Solving this model for the example case explained previously, the model provides suggested changes to four control points in the first iteration in order to maximize the target of oil production. The tables below contain information regarding the recommended steps obtained by running the method. In the first table the four suggested control point changes are listed, note that these are all choke settings.

The next table gives the resulting change in the production rates, oil production being the target of the model, while gas and water production make up the capacity constraints. This clearly demonstrates that the recommended steps are in the right direction, increasing the oil production rate for each iteration. Note that at Step 4 the water has exceeded the maximum permitted and therefore although the oil production rate is higher the setting used for Step 4 are not allowed and must be changed to avoid going outside the constraint on water content.

In a more general context the preferred implementation for the control of the flow network is as follows. First, control points that are subject to optimisation are excited in sinusoidal patterns with distinct frequencies, or, if there exists an accurate simulation model for parts of the system, the simulator may be used instead. The frequencies may be selected to avoid interference. A Fourier transform of all relevant measurements for a suitable time period (typically the last 6-18 hours of production for oil and gas networks) is conducted to find/compute the parameters of the linearized model. A suitable time period can be determined based on the frequency spectrum and/or based on a moving horizon principle. The model is solved to suggest changes to the production strategy. This procedure could be done every 5 minutes. The computational cost is low since the model is simple.

When it suits the production engineer, he may look at the model's suggestion for production changes. He can decide to not make any changes, implement the suggested changes, or something else. Either way, when the process is stabilized at a new operating point, and the process is excited around this operating point for 6-18 hours, a new (simple) model is developed, and the system will provide a new suggestion. Note that the preferred system provides recommendations for production changes before the system has been excited for 6-18 hours, however that recommendation would then be based on both the old and the new operating point, or with a lower quality on the parameter estimates.
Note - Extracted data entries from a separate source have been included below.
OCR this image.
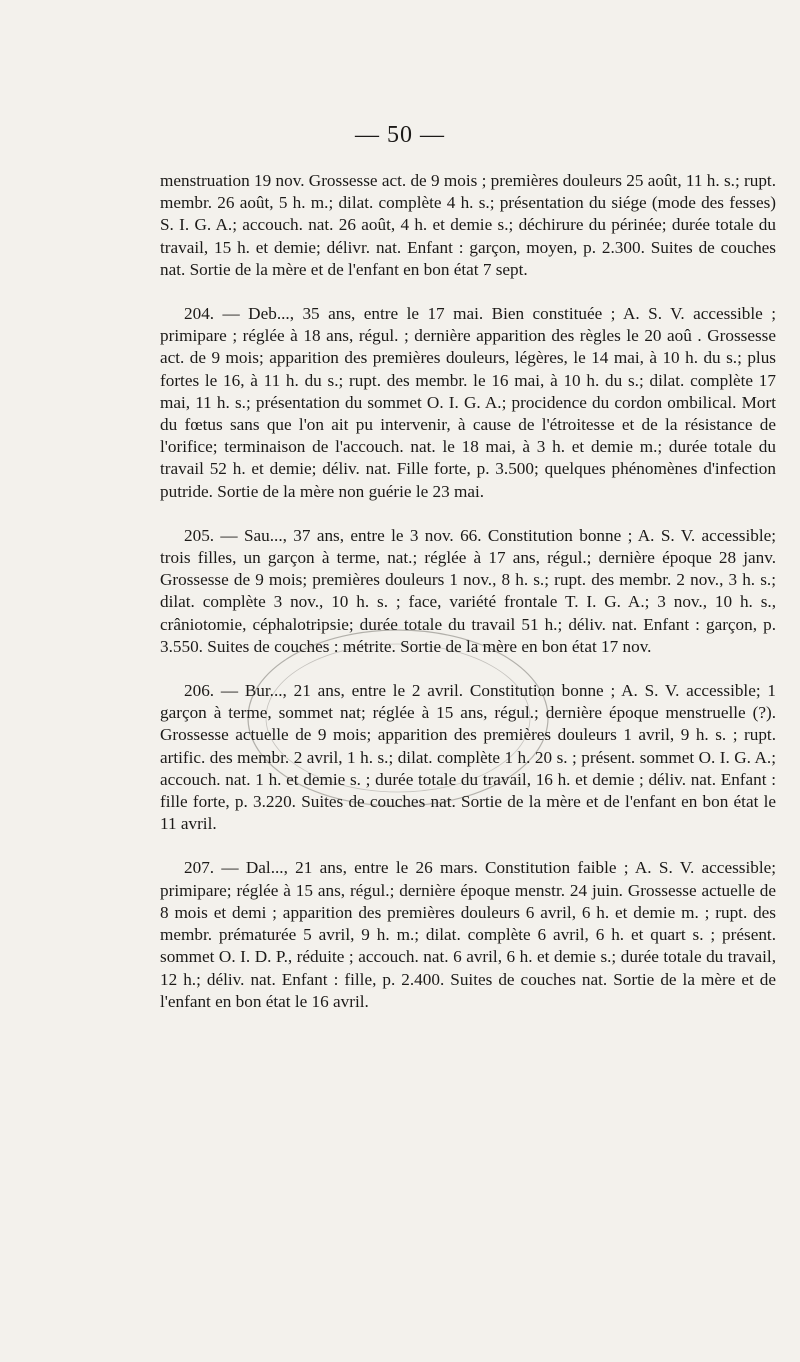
— 50 —

menstruation 19 nov. Grossesse act. de 9 mois ; premières douleurs 25 août, 11 h. s.; rupt. membr. 26 août, 5 h. m.; dilat. complète 4 h. s.; présentation du siége (mode des fesses) S. I. G. A.; accouch. nat. 26 août, 4 h. et demie s.; déchirure du périnée; durée totale du travail, 15 h. et demie; délivr. nat. Enfant : garçon, moyen, p. 2.300. Suites de couches nat. Sortie de la mère et de l'enfant en bon état 7 sept.

204. — Deb..., 35 ans, entre le 17 mai. Bien constituée ; A. S. V. accessible ; primipare ; réglée à 18 ans, régul. ; dernière apparition des règles le 20 aoû . Grossesse act. de 9 mois; apparition des premières douleurs, légères, le 14 mai, à 10 h. du s.; plus fortes le 16, à 11 h. du s.; rupt. des membr. le 16 mai, à 10 h. du s.; dilat. complète 17 mai, 11 h. s.; présentation du sommet O. I. G. A.; procidence du cordon ombilical. Mort du fœtus sans que l'on ait pu intervenir, à cause de l'étroitesse et de la résistance de l'orifice; terminaison de l'accouch. nat. le 18 mai, à 3 h. et demie m.; durée totale du travail 52 h. et demie; déliv. nat. Fille forte, p. 3.500; quelques phénomènes d'infection putride. Sortie de la mère non guérie le 23 mai.

205. — Sau..., 37 ans, entre le 3 nov. 66. Constitution bonne ; A. S. V. accessible; trois filles, un garçon à terme, nat.; réglée à 17 ans, régul.; dernière époque 28 janv. Grossesse de 9 mois; premières douleurs 1 nov., 8 h. s.; rupt. des membr. 2 nov., 3 h. s.; dilat. complète 3 nov., 10 h. s. ; face, variété frontale T. I. G. A.; 3 nov., 10 h. s., crâniotomie, céphalotripsie; durée totale du travail 51 h.; déliv. nat. Enfant : garçon, p. 3.550. Suites de couches : métrite. Sortie de la mère en bon état 17 nov.

206. — Bur..., 21 ans, entre le 2 avril. Constitution bonne ; A. S. V. accessible; 1 garçon à terme, sommet nat; réglée à 15 ans, régul.; dernière époque menstruelle (?). Grossesse actuelle de 9 mois; apparition des premières douleurs 1 avril, 9 h. s. ; rupt. artific. des membr. 2 avril, 1 h. s.; dilat. complète 1 h. 20 s. ; présent. sommet O. I. G. A.; accouch. nat. 1 h. et demie s. ; durée totale du travail, 16 h. et demie ; déliv. nat. Enfant : fille forte, p. 3.220. Suites de couches nat. Sortie de la mère et de l'enfant en bon état le 11 avril.

207. — Dal..., 21 ans, entre le 26 mars. Constitution faible ; A. S. V. accessible; primipare; réglée à 15 ans, régul.; dernière époque menstr. 24 juin. Grossesse actuelle de 8 mois et demi ; apparition des premières douleurs 6 avril, 6 h. et demie m. ; rupt. des membr. prématurée 5 avril, 9 h. m.; dilat. complète 6 avril, 6 h. et quart s. ; présent. sommet O. I. D. P., réduite ; accouch. nat. 6 avril, 6 h. et demie s.; durée totale du travail, 12 h.; déliv. nat. Enfant : fille, p. 2.400. Suites de couches nat. Sortie de la mère et de l'enfant en bon état le 16 avril.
The process can continue in a loop to provide a continuous search for an improvement in the production strategy.

In addition to operational changes, the model could also be altered/changed to account for new information based on; high frequency data from condition based monitoring of equipment within the flow network, e.g. when compressor speed needs to be reduced due to vibrations and the gas handling capacity goes done; planned maintenance where parts of the network is out of operation, and capacities and performance is reduced.